Gianluca Piola ci introduce alla differenza tra dolo e colpa partendo da un verso di una demo di Salmo del 1999. Abbiamo sempre la consapevolezza di commettere un reato?
“E’ solamente dolo e premeditazione”. Siamo nel 1999 e questo è il ritornello della demo Premeditazione e dolo del rapper Salmo realizzata con Bigfoot e Scascio (con i quali formava il gruppo omonimo, chiamato appunto Premeditazione e Dolo). Chissà se si sarebbero mai immaginati che sarebbe diventata spunto di dialogo per professori e studenti.
Di certo c’è che è molto importante tentare di comprendere cosa sia l’elemento soggettivo di un reato, ovvero la consapevolezza che la propria azione sia un reato e si determini o un danno a un bene o la sua messa in pericolo. Ma la consapevolezza delle reali conseguenze delle proprie azioni, non è sempre così scontata (la cronaca ce lo dimostra).
La base è ovviamente conoscere e comprendere la differenza tra il dolo e la colpa. Sappiamo tutti benissimo che intascarsi il portafoglio di un altro è un reato e determina un danno; il dolo è evidente (rubare senza farlo apposta sarebbe un po’ complesso da dimostrare, non trovate? Anche se… sicuri che ci mettereste la mano sul fuoco?).
Invece la colpa è un grado dell’elemento soggettivo più lieve: manca la volontà, ma si è posta comunque in essere un’azione contraria a una regola cautelare. Un esempio: un soggetto che guida ad alta velocità non lo fa perché vuole investire qualcuno (se così fosse ci sarebbe il dolo e verrebbe considerato omicidio volontario), ma semplicemente lo fa per abitudine, per sbadataggine, ecc…, tuttavia nell’istante in cui colpisce un passante che non conosce minimamente sarebbe assurdo non punirlo perché non lo ha fatto apposta e (nella mente del soggetto alla guida) “non voleva mica fare male a qualcuno”. In questo caso si viene puniti per lesioni colpose, ossia non per averle causate volontariamente (con dolo), ma per aver violato una regola cautelare (il Codice della Strada) che impone di mantenere una certa velocità in quel tratto di strada (se così avesse fatto, di certo le probabilità di cagionare le lesioni sarebbero notevolmente diminuite).
Ci sono però molte, moltissime situazioni in cui è oggettivamente complesso comprendere le conseguenze delle proprie azioni, soprattutto in ambito penale. Un test che sarebbe interessante fare a scuola riguarda un videogioco abbastanza noto tra i più giovani: Fortnite, che si fonda su account (i personaggi) connotati da varie skin (oggettistica di natura estetica).
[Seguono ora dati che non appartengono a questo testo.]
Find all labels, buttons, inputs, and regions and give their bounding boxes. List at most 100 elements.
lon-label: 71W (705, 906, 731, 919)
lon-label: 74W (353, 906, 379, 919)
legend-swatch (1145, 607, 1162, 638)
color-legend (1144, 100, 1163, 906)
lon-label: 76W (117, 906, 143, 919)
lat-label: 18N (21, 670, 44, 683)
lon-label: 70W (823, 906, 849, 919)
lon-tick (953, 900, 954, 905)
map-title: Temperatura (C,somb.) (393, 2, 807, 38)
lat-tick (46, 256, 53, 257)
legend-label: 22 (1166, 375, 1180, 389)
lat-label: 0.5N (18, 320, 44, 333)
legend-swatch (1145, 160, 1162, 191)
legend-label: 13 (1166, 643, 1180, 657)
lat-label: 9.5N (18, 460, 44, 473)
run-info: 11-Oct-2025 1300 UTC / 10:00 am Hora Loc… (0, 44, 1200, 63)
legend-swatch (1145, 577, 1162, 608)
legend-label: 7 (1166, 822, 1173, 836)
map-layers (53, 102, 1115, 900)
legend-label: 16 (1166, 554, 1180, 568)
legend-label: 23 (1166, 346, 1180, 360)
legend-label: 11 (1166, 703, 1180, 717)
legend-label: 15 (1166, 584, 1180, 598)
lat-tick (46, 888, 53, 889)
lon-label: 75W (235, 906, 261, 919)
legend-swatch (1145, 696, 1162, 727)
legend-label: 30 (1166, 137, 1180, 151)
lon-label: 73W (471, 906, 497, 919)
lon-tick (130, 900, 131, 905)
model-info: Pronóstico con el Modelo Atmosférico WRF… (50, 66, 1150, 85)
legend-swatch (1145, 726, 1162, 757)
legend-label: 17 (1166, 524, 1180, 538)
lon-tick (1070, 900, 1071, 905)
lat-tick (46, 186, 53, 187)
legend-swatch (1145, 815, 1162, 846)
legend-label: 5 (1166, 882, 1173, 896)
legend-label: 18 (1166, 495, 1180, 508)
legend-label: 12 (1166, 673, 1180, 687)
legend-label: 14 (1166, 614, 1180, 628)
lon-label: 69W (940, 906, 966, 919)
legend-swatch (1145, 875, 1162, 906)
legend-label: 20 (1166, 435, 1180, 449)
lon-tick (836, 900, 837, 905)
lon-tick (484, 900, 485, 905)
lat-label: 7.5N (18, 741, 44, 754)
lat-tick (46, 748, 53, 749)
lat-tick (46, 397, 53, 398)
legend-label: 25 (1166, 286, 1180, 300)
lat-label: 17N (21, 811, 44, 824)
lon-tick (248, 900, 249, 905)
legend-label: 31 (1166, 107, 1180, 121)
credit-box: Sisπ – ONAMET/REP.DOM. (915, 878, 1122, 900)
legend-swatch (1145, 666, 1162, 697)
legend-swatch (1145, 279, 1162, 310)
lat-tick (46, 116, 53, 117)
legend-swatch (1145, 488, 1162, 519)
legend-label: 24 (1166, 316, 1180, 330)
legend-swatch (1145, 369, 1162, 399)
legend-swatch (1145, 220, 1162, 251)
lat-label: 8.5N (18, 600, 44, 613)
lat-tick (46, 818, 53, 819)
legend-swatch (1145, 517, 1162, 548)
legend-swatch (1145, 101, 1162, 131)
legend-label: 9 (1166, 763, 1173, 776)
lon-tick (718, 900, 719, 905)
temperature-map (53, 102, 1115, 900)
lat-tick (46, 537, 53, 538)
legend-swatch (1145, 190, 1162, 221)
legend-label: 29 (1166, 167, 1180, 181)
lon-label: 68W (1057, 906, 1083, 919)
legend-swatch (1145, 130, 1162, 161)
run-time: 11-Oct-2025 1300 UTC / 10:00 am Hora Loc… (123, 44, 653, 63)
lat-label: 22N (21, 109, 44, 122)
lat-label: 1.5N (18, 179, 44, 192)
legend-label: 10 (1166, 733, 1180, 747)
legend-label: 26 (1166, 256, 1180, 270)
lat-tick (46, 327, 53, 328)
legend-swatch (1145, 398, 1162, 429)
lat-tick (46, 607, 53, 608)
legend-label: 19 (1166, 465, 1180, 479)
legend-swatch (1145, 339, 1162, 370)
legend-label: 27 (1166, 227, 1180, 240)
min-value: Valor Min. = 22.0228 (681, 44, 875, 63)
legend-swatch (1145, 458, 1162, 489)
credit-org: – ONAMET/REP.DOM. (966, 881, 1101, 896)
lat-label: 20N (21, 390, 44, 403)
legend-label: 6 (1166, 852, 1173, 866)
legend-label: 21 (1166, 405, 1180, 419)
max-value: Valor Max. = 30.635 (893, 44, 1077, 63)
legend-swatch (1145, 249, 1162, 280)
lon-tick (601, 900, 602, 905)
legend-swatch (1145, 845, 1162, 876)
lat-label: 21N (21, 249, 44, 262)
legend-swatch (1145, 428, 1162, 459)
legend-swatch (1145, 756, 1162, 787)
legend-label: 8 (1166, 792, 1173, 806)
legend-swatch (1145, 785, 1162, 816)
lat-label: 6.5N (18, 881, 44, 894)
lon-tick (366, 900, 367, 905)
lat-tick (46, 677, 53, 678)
Esiste un mercato di vendita tanto degli account quanto delle skin per avere personaggi diversi ed esteticamente più piacevoli, particolari, belli. La vendita è molto semplice: bonifico o ricarica Postepay. Accade che qualcuno finga di vendere un account, riscuota la cifra stabilita e faccia perdere le proprie tracce senza portare a termine lo scambio. Non è una ragazzata, è un furto vero e proprio anche se la giustificazione è quasi sempre “non volevo mica fare male a qualcuno”.
Tra virtuale e reale spesso c’è un abisso. Potrebbe essere utile far fare una ricarica tra due compagni di classe, come se si giocasse a Fortnite e fingendo di avere un account da vendere. Nessuno in classe ovviamente è a conoscenza di tale transazione, poiché nessuno, salvo l’accreditante e il ricevente, hanno cognizione dello scambio. E se chi ha ricevuto il bonifico (per questo account Fortnite inesistente) invece a questo punto prendesse, davanti agli occhi di tutti, cinque euro dal portafoglio di colui che gli ha fatto il bonifico?
Ovviamente (è evidente e naturale) c’è una certa ritrosia a mettere la mano in un portafoglio, in più davanti a molti testimoni. Eppure in entrambi i casi si tratta di un furto: l’unica differenza è la consapevolezza di essere visti (beccati) oppure no, l’unica. Una questione sulla quale riflettere e discutere, no?